世界の金ETF、6月流出でも上期流入は80億ドル

世界の金ETF、6月流出でも上期流入は80億ドル

金価格の下落、高金利観測、地域的な売りが重しとなり、6月の流出額は89億ドルに達した一方、上期の世界全体の資金流入はアジア主導でプラスを維持した。

ファクトチェック
ワールド・ゴールド・カウンシルのデータ(gold.orgの「Gold ETF Flows: June 2026」およびMining Weeklyの報道経由)により、2026年6月の純流出額が89億ドルだった一方、上半期の流入はなおプラスを維持したことが確認できる。BeInCryptoは、2026年上半期の資金フローが80億ドルのプラスで、アジアの過去最高となる120億ドルの流入がこれを主導したと明確に報じており、これは主張にある上半期80億ドルという数字とアジア主導という点に一致する。

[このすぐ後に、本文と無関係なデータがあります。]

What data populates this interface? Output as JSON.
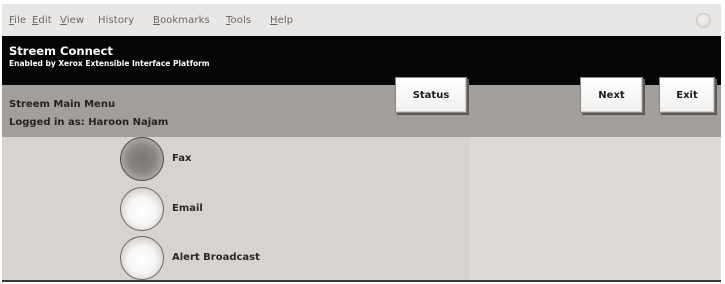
{
  "browser": {
    "menus": [
      {
        "mnemonic": "F",
        "rest": "ile"
      },
      {
        "mnemonic": "E",
        "rest": "dit"
      },
      {
        "mnemonic": "V",
        "rest": "iew"
      },
      {
        "mnemonic": "",
        "rest": "History"
      },
      {
        "mnemonic": "B",
        "rest": "ookmarks"
      },
      {
        "mnemonic": "T",
        "rest": "ools"
      },
      {
        "mnemonic": "H",
        "rest": "elp"
      }
    ]
  },
  "header": {
    "title": "Streem Connect",
    "subtitle": "Enabled by Xerox Extensible Interface Platform"
  },
  "infobar": {
    "menu_title": "Streem Main Menu",
    "logged_in": "Logged in as: Haroon Najam",
    "buttons": {
      "status": "Status",
      "next": "Next",
      "exit": "Exit"
    }
  },
  "options": [
    {
      "label": "Fax",
      "selected": true
    },
    {
      "label": "Email",
      "selected": false
    },
    {
      "label": "Alert Broadcast",
      "selected": false
    }
  ]
}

示された要因——地金価格の下落、タカ派姿勢のFRBを背景とする利上げ観測の高まり、欧州中央銀行の利上げ、地域的な(アジア・中国の)売り——も、この主張と整合する。数値面とテーマ面の双方について、主要なWGCソースと独立した報道の両方で裏付けられている。
要約

世界の金ETFには2026年上期に80億ドルの純流入があった。6月には金が4カ月連続で月間下落を記録する中、投資家がこれらファンドから89億ドルを引き揚げた。6月の流出のうち北米の商品が55億ドルを占め、同地域の上期流出額は77億ドルとなり、年初としては2013年以来の低水準となった。欧州では欧州中央銀行が25ベーシスポイントの利上げを実施した後、6月に8億1800万ドルが流出した。一方、アジアは主に中国のファンドが主導し、月間として過去最大の23億ドル流出を記録したが、上期では120億ドルの流入で世界をリードした。ワールド・ゴールド・カウンシルによると、運用資産残高は金価格が11.7%下落したことを受け、6月に13%減の5260億ドルとなり、保有量は74トン減の4,047トンとなった。世界の保有量は上期を通じてなお18トン増加したが、運用資産残高は価格下落により同期間で6%減少した。インドでは現地投資家が価格下落を買い場と捉えて資金が流入しており、同評議会は、地政学、経済、金融市場を巡る不確実性が、ポートフォリオ保護の配分先として金ETF需要を引き続き支える可能性があるとした。

用語解説
  • 金ETF: 上場証券を通じて投資家に金価格へのエクスポージャーを提供する上場投資信託。
  • AUM: 運用資産残高。投資ファンドが保有する資産総額を指す。
  • 実質利回り: インフレ調整後の債券利回りで、金のような利息を生まない資産の相対的な魅力を測る際に使われる。